Explainability often substitutes for accountability. It's easier to demand "show me why the model did X" than to build robust testing infrastructure, establish clear ownership for model failures, or maintain genuine human oversight of consequential decisions. Explainability feels like safety without requiring the institutional changes that would actually create safety.

This isn't an argument against explainability. It's an argument for deploying it strategically where it actually prevents harm, while investing equally in the unglamorous engineering work that catches the failures explainability misses.

The financial sector is slowly learning this. After algorithmic trading caused several flash crashes, regulations didn't focus on making algorithms explainable – they focused on circuit breakers, testing requirements, and "kill switches" for rapid intervention. These mechanisms don't explain why failures occur, but they limit damage when they inevitably do.

Autonomous vehicle developers are learning it too. Waymo doesn't primarily focus on explaining individual driving decisions. They focus on simulation testing across millions of scenarios, sensor redundancy, conservative behavior in uncertain situations, and maintaining human operators who can intervene. The safety comes from robust engineering and conservative deployment, not from understanding every model decision.

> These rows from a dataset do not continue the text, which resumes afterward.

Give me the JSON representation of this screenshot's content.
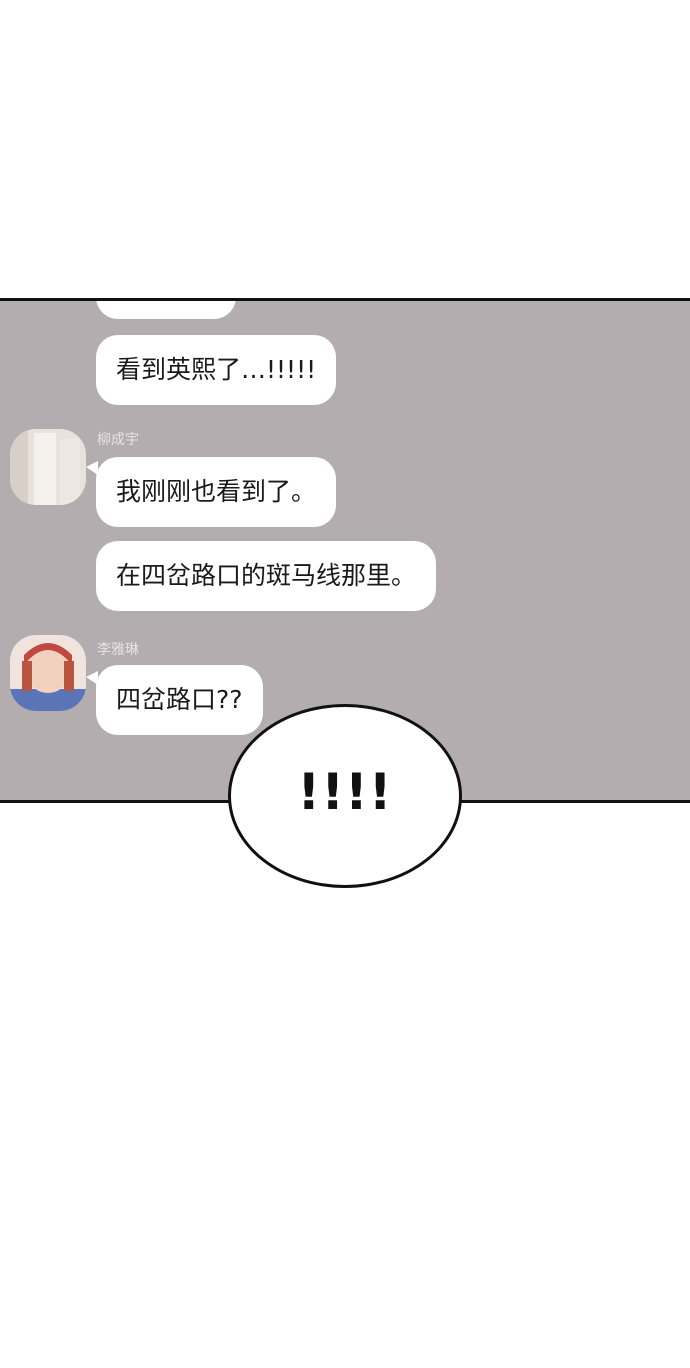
{
  "chat": {
    "messages": [
      {
        "text": "看到英熙了…!!!!!"
      },
      {
        "sender": "柳成宇",
        "text": "我刚刚也看到了。"
      },
      {
        "text": "在四岔路口的斑马线那里。"
      },
      {
        "sender": "李雅琳",
        "text": "四岔路口??"
      }
    ]
  },
  "speech_bubble": {
    "text": "!!!!"
  },
  "colors": {
    "chat_background": "#b3adb0",
    "bubble": "#ffffff",
    "border": "#111111"
  }
}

Five years from now, we'll have AI systems you can fully explain and AI systems you can't explain at all. The gap between them will be enormous – not because of technology, but because of diverging institutional needs.

In regulated domains touching individual rights – credit, employment, criminal justice, healthcare – expect simpler models, mandatory explanations, and slower adoption of cutting-edge techniques. The regulatory ratchet only tightens. Every algorithmic bias scandal produces new requirements for transparency. These requirements will increasingly constrain model complexity.

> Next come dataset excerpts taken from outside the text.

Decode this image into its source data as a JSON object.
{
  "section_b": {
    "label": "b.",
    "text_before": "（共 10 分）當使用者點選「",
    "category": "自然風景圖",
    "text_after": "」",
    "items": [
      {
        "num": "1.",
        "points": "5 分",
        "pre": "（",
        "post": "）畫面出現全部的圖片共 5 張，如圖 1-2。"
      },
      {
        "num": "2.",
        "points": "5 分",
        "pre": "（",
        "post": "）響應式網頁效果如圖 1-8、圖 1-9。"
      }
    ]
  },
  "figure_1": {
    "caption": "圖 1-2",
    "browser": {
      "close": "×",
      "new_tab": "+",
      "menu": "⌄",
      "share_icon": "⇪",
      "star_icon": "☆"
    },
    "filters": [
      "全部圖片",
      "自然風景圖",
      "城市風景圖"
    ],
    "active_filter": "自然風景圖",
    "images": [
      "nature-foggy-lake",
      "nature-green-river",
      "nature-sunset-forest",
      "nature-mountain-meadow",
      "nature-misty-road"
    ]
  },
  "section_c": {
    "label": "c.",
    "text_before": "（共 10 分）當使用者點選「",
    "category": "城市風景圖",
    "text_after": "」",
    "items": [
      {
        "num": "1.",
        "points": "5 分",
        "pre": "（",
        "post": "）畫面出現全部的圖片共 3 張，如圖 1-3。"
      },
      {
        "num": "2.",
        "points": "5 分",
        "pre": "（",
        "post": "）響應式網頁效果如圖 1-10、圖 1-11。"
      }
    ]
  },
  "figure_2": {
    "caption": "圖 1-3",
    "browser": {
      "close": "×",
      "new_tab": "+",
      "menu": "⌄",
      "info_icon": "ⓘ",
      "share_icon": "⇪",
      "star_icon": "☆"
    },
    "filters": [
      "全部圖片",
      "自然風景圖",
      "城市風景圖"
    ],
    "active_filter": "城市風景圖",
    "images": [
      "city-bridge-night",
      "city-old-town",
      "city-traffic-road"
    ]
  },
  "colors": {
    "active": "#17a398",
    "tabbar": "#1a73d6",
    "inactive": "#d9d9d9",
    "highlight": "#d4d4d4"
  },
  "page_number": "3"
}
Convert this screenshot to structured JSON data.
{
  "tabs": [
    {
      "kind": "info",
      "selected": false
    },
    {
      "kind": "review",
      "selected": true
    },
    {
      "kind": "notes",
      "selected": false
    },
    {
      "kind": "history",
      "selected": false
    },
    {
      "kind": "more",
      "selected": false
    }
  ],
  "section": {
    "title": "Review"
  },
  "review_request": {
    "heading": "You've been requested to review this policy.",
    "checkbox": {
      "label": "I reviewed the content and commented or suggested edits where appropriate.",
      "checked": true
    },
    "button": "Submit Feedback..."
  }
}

Banks might eventually maintain two parallel systems: complex models for risk assessment and portfolio management (Track 2, where explainability doesn't matter), and simpler models for individual loan decisions (Track 1, where it does). The complex models will be ten times more accurate, but they'll never touch individual credit decisions because they can't meet explainability requirements.

Meanwhile, in operational domains where AI systems operate with minimal human oversight, expect exponential growth in model complexity. These systems will make millions of decisions daily that nobody examines individually. Their safety will come from empirical performance metrics, robust testing, and rapid correction mechanisms – not from explainability.

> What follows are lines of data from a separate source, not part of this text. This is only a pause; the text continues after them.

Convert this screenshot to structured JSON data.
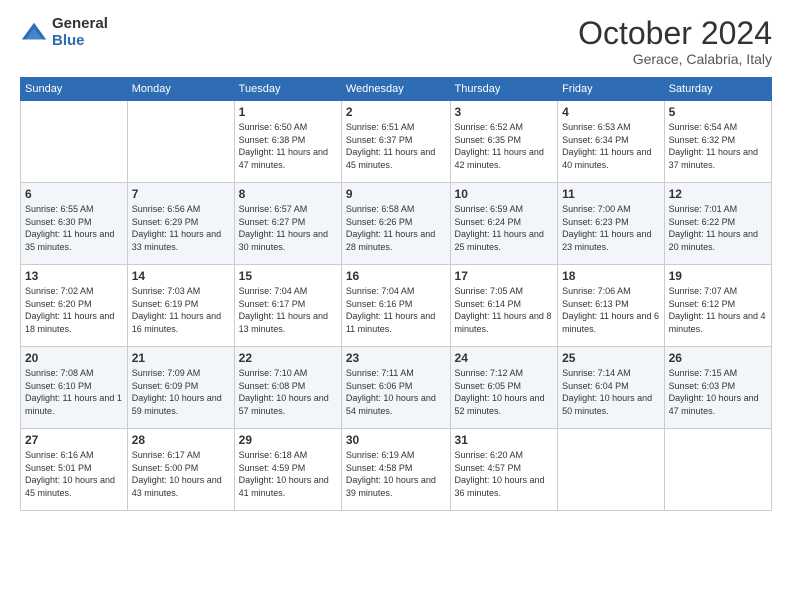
{
  "logo": {
    "general": "General",
    "blue": "Blue"
  },
  "header": {
    "month": "October 2024",
    "location": "Gerace, Calabria, Italy"
  },
  "weekdays": [
    "Sunday",
    "Monday",
    "Tuesday",
    "Wednesday",
    "Thursday",
    "Friday",
    "Saturday"
  ],
  "weeks": [
    [
      {
        "day": "",
        "sunrise": "",
        "sunset": "",
        "daylight": ""
      },
      {
        "day": "",
        "sunrise": "",
        "sunset": "",
        "daylight": ""
      },
      {
        "day": "1",
        "sunrise": "Sunrise: 6:50 AM",
        "sunset": "Sunset: 6:38 PM",
        "daylight": "Daylight: 11 hours and 47 minutes."
      },
      {
        "day": "2",
        "sunrise": "Sunrise: 6:51 AM",
        "sunset": "Sunset: 6:37 PM",
        "daylight": "Daylight: 11 hours and 45 minutes."
      },
      {
        "day": "3",
        "sunrise": "Sunrise: 6:52 AM",
        "sunset": "Sunset: 6:35 PM",
        "daylight": "Daylight: 11 hours and 42 minutes."
      },
      {
        "day": "4",
        "sunrise": "Sunrise: 6:53 AM",
        "sunset": "Sunset: 6:34 PM",
        "daylight": "Daylight: 11 hours and 40 minutes."
      },
      {
        "day": "5",
        "sunrise": "Sunrise: 6:54 AM",
        "sunset": "Sunset: 6:32 PM",
        "daylight": "Daylight: 11 hours and 37 minutes."
      }
    ],
    [
      {
        "day": "6",
        "sunrise": "Sunrise: 6:55 AM",
        "sunset": "Sunset: 6:30 PM",
        "daylight": "Daylight: 11 hours and 35 minutes."
      },
      {
        "day": "7",
        "sunrise": "Sunrise: 6:56 AM",
        "sunset": "Sunset: 6:29 PM",
        "daylight": "Daylight: 11 hours and 33 minutes."
      },
      {
        "day": "8",
        "sunrise": "Sunrise: 6:57 AM",
        "sunset": "Sunset: 6:27 PM",
        "daylight": "Daylight: 11 hours and 30 minutes."
      },
      {
        "day": "9",
        "sunrise": "Sunrise: 6:58 AM",
        "sunset": "Sunset: 6:26 PM",
        "daylight": "Daylight: 11 hours and 28 minutes."
      },
      {
        "day": "10",
        "sunrise": "Sunrise: 6:59 AM",
        "sunset": "Sunset: 6:24 PM",
        "daylight": "Daylight: 11 hours and 25 minutes."
      },
      {
        "day": "11",
        "sunrise": "Sunrise: 7:00 AM",
        "sunset": "Sunset: 6:23 PM",
        "daylight": "Daylight: 11 hours and 23 minutes."
      },
      {
        "day": "12",
        "sunrise": "Sunrise: 7:01 AM",
        "sunset": "Sunset: 6:22 PM",
        "daylight": "Daylight: 11 hours and 20 minutes."
      }
    ],
    [
      {
        "day": "13",
        "sunrise": "Sunrise: 7:02 AM",
        "sunset": "Sunset: 6:20 PM",
        "daylight": "Daylight: 11 hours and 18 minutes."
      },
      {
        "day": "14",
        "sunrise": "Sunrise: 7:03 AM",
        "sunset": "Sunset: 6:19 PM",
        "daylight": "Daylight: 11 hours and 16 minutes."
      },
      {
        "day": "15",
        "sunrise": "Sunrise: 7:04 AM",
        "sunset": "Sunset: 6:17 PM",
        "daylight": "Daylight: 11 hours and 13 minutes."
      },
      {
        "day": "16",
        "sunrise": "Sunrise: 7:04 AM",
        "sunset": "Sunset: 6:16 PM",
        "daylight": "Daylight: 11 hours and 11 minutes."
      },
      {
        "day": "17",
        "sunrise": "Sunrise: 7:05 AM",
        "sunset": "Sunset: 6:14 PM",
        "daylight": "Daylight: 11 hours and 8 minutes."
      },
      {
        "day": "18",
        "sunrise": "Sunrise: 7:06 AM",
        "sunset": "Sunset: 6:13 PM",
        "daylight": "Daylight: 11 hours and 6 minutes."
      },
      {
        "day": "19",
        "sunrise": "Sunrise: 7:07 AM",
        "sunset": "Sunset: 6:12 PM",
        "daylight": "Daylight: 11 hours and 4 minutes."
      }
    ],
    [
      {
        "day": "20",
        "sunrise": "Sunrise: 7:08 AM",
        "sunset": "Sunset: 6:10 PM",
        "daylight": "Daylight: 11 hours and 1 minute."
      },
      {
        "day": "21",
        "sunrise": "Sunrise: 7:09 AM",
        "sunset": "Sunset: 6:09 PM",
        "daylight": "Daylight: 10 hours and 59 minutes."
      },
      {
        "day": "22",
        "sunrise": "Sunrise: 7:10 AM",
        "sunset": "Sunset: 6:08 PM",
        "daylight": "Daylight: 10 hours and 57 minutes."
      },
      {
        "day": "23",
        "sunrise": "Sunrise: 7:11 AM",
        "sunset": "Sunset: 6:06 PM",
        "daylight": "Daylight: 10 hours and 54 minutes."
      },
      {
        "day": "24",
        "sunrise": "Sunrise: 7:12 AM",
        "sunset": "Sunset: 6:05 PM",
        "daylight": "Daylight: 10 hours and 52 minutes."
      },
      {
        "day": "25",
        "sunrise": "Sunrise: 7:14 AM",
        "sunset": "Sunset: 6:04 PM",
        "daylight": "Daylight: 10 hours and 50 minutes."
      },
      {
        "day": "26",
        "sunrise": "Sunrise: 7:15 AM",
        "sunset": "Sunset: 6:03 PM",
        "daylight": "Daylight: 10 hours and 47 minutes."
      }
    ],
    [
      {
        "day": "27",
        "sunrise": "Sunrise: 6:16 AM",
        "sunset": "Sunset: 5:01 PM",
        "daylight": "Daylight: 10 hours and 45 minutes."
      },
      {
        "day": "28",
        "sunrise": "Sunrise: 6:17 AM",
        "sunset": "Sunset: 5:00 PM",
        "daylight": "Daylight: 10 hours and 43 minutes."
      },
      {
        "day": "29",
        "sunrise": "Sunrise: 6:18 AM",
        "sunset": "Sunset: 4:59 PM",
        "daylight": "Daylight: 10 hours and 41 minutes."
      },
      {
        "day": "30",
        "sunrise": "Sunrise: 6:19 AM",
        "sunset": "Sunset: 4:58 PM",
        "daylight": "Daylight: 10 hours and 39 minutes."
      },
      {
        "day": "31",
        "sunrise": "Sunrise: 6:20 AM",
        "sunset": "Sunset: 4:57 PM",
        "daylight": "Daylight: 10 hours and 36 minutes."
      },
      {
        "day": "",
        "sunrise": "",
        "sunset": "",
        "daylight": ""
      },
      {
        "day": "",
        "sunrise": "",
        "sunset": "",
        "daylight": ""
      }
    ]
  ]
}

The interesting frontier is systems that span both tracks. An AI assistant that helps doctors diagnose diseases (Track 1, needs explainability) but also manages hospital resource allocation (Track 2, doesn't need it). A hiring system that screens resumes (Track 1, heavily regulated) but also optimizes job posting placement (Track 2, not regulated). These systems will need institutional boundaries deciding which decisions require explanations and which don't.

Organizations that navigate this successfully will recognize explainability as a tool, not a virtue. They'll demand it where it prevents real harm or meets genuine institutional needs. They'll skip it where it constrains performance without improving outcomes. They'll invest equally in the boring infrastructure that catches failures explainability misses.

Those that don't will build compliance theater – models that generate impressive-looking explanations nobody actually uses, while cutting corners on the unglamorous work that would actually make systems safer. And when those systems fail catastrophically, they'll point to their explainability tools and wonder why transparency didn't prevent disaster.

The answer will be the same as it always was: transparency shows you what happened, but only robust systems prevent it from happening in the first place. We keep confusing the two because demanding transparency feels like taking action without requiring the hard institutional work that actual safety demands.